April is Financial Literacy Month, and some educators have taken to Twitter with their goals and plans, using the hasgtags #FinLit and #FinLitMonth. Educator Lisa S. Bender has tweeted her lesson plans for each day, including tips like using index cards.
A number of free online program and curriculum resources exist. TeacherCents.com offered an 18-point list of resources, and websites like practicalmoneyskills.com and www.tomorrowsmoney.org offer downloadable materials for schools.
Other attempts have been more creative and innovative. PwC and the MIND Research Institute used a multi-million dollar grant from PwC Charitable Foundation to create game software to teach students how to handle their money. Another initiative was a partnership with the magazine “Time for Kids” in order to launch a new money management magazine, “Your $,” aimed at fifth and sixth graders. The four-page mini-mag covered budgeting, investing and taxes.
Teachers College at Columbia University’s Joyce Cowin Financial Literacy Program also aims to help. Aimed specifically at 11th and 12th graders, their Loot Inc. financial literacy initiative is designed to bring experiential learning to disadvantaged urban schools. The Loot Inc. website offers resources for teaching financial literacy and a virtual community of teachers. The school also offers an annual program, the Cowin Financial Literacy Institute, every July to train teachers. Held in NYC, the training is free and even gives attendees a $200 stipend.
In Arizona, all K-12 schools are required to teach financial literacy skills. The execution of the mandate is flexible, and officials at each school are able to design their own curriculum, with many choosing to blend the topic into other subject areas. Missouri, Tennessee and Utah also all require students to take one semester of financial literacy in high school.
In Oklahoma’s largest district, Oklahoma City Public Schools, financial literacy lessons are wrapped into a government course required for seniors. And in Maryland, some educators use a goal curriculum called “SMART,” which stands for “specific, measurable, attainable, relevant and time-bound.” There, students practice with attractive real-world examples, practicing money-saving exercises to achieve goals like buying imaginary cars.

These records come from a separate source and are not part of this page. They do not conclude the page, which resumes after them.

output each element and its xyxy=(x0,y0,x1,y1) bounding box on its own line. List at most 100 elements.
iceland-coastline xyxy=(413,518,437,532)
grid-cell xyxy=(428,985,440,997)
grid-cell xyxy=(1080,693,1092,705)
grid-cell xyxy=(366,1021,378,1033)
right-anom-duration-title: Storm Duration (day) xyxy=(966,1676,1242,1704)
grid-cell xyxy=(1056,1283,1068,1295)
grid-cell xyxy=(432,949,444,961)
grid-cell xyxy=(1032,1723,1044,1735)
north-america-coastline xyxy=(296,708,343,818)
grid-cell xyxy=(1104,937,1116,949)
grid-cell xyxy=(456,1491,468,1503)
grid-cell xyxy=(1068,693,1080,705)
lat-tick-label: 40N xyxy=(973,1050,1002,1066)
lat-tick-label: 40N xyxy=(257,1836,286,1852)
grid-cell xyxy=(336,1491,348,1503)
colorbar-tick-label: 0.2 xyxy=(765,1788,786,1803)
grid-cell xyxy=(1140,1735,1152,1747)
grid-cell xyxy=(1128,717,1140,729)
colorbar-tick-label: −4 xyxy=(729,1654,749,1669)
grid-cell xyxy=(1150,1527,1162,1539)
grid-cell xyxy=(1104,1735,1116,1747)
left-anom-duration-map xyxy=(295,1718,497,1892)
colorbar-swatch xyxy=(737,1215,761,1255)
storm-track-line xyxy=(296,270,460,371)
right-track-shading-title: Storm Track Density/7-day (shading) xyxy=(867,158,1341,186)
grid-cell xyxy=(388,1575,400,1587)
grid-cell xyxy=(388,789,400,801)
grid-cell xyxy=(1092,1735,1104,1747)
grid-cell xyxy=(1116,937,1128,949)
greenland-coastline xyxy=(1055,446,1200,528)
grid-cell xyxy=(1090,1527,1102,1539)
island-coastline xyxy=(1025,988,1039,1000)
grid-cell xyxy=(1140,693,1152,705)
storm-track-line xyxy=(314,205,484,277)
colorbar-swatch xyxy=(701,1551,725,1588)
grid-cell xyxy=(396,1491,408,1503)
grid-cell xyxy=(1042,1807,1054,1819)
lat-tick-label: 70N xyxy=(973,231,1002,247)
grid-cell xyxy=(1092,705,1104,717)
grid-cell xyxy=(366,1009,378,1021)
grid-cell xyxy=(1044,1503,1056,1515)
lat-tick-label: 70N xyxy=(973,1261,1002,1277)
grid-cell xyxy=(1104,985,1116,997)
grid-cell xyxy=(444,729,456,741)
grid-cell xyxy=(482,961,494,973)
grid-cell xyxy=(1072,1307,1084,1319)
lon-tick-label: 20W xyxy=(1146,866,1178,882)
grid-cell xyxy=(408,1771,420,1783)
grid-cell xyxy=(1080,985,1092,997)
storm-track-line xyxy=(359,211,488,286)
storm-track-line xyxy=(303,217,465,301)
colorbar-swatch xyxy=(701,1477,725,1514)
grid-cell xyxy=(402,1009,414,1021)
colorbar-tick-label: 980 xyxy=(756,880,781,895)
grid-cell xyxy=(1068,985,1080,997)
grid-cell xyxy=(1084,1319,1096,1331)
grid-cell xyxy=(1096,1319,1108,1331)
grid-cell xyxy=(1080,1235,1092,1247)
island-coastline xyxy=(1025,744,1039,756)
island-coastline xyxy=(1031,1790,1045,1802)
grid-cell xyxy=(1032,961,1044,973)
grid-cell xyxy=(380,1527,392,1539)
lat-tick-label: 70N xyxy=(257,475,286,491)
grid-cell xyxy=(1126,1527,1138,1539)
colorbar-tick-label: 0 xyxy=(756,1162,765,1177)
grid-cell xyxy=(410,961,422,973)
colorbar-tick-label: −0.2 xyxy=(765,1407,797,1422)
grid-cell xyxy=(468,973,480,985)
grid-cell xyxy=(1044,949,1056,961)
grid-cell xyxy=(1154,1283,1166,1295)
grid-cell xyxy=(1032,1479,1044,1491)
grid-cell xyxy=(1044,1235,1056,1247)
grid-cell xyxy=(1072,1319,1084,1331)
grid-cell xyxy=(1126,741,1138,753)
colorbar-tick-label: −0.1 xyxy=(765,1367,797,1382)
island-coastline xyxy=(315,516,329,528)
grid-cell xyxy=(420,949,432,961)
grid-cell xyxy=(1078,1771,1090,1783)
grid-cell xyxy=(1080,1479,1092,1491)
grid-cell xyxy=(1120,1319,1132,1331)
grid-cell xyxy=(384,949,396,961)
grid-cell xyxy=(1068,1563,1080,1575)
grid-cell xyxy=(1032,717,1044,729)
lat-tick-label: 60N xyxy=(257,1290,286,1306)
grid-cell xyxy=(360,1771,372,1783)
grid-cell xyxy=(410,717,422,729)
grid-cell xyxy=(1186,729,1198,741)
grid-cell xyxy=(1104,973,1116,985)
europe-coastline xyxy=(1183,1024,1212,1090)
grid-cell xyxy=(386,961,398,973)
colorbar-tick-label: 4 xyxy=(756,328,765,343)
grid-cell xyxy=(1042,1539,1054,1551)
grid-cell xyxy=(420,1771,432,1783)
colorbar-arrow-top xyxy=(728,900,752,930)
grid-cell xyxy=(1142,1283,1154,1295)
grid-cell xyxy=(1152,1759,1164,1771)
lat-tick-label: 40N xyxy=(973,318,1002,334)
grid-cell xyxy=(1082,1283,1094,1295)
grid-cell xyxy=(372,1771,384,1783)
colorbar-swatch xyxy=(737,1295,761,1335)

Chicago Public Schools (CPS) have also been a leader. In May 2012, the district announced plans to integrate rigorous financial literacy framework into K-12 curriculum. “The Financial Literacy Initiative will launch this fall, along with a personal finance course for 12th grade students in the spring and training for 250 teachers that is being funded by a $1 million grant from Discover Financial Services,” the district noted online.
So far, the initiative seems to be paying off. It’s also expanded: around 100 elementary schools in the district now also participate in “Talk With Our Kids About Money Day,” a program created by the Canadian Foundation for Economic Education and BMO Financial Group.
Teaching financial literacy isn’t easy, but it’s important. Without understanding the basics of money management, youth often end up in hard situations involving credit, debt and economic instability. American students in college are often so unprepared that some institutions have adopted holistic programs aimed at increasing their financial responsibility and wellness.
Yet some experts say instruction in college is too late and teaching financial literacy needs to start earlier to prevent problems before they arise. Research from the Program for International Student Assessment (PISA) exam previously showed more than one-sixth of American 15-year-olds didn’t meet basic proficiency benchmarks in the financial literacy.
For those K-12 teachers seeking to incorporate financial literacy teaching in their schools, various challenges exist. A recent report “Bridging the Financial Literacy Gap: Empowering teachers to support the next generation” by PwC laid out a few primary barriers, including a lack of appropriate curriculum structure and take-home materials to teach financial literacy, as well as teacher proficiency in and comfort with teaching the subject. There are also cultural hurdles, since financial education isn’t widely seen as a critical skill for college and career readiness.
Many teachers agreed financial literacy teaching should start as early as elementary school, the report found. But at the same time, the majority of educators said they weren’t comfortable teaching it. Just 31% feel “completely comfortable,” 51% feel “moderately comfortable” and 18% feel “not comfortable at all.” Only 12% of all K-12 teachers said they incorporated financial planning into their lessons.
The Council for Economic Education (CEE) conducts a biennial comprehensive study that examines the state of K-12 economic education. For the 2016 Survey of the States, personal finance education growth was shown to be sluggish.
“While more states are implementing standards in personal finance, the number of states that require high school students to take a course in personal finance remains unchanged since 2014 – just 17 states,” the report noted. A total of 20 states required high school students to take a course in economics, which is two fewer than in 2014. And for improvement, that number will likely have to increase.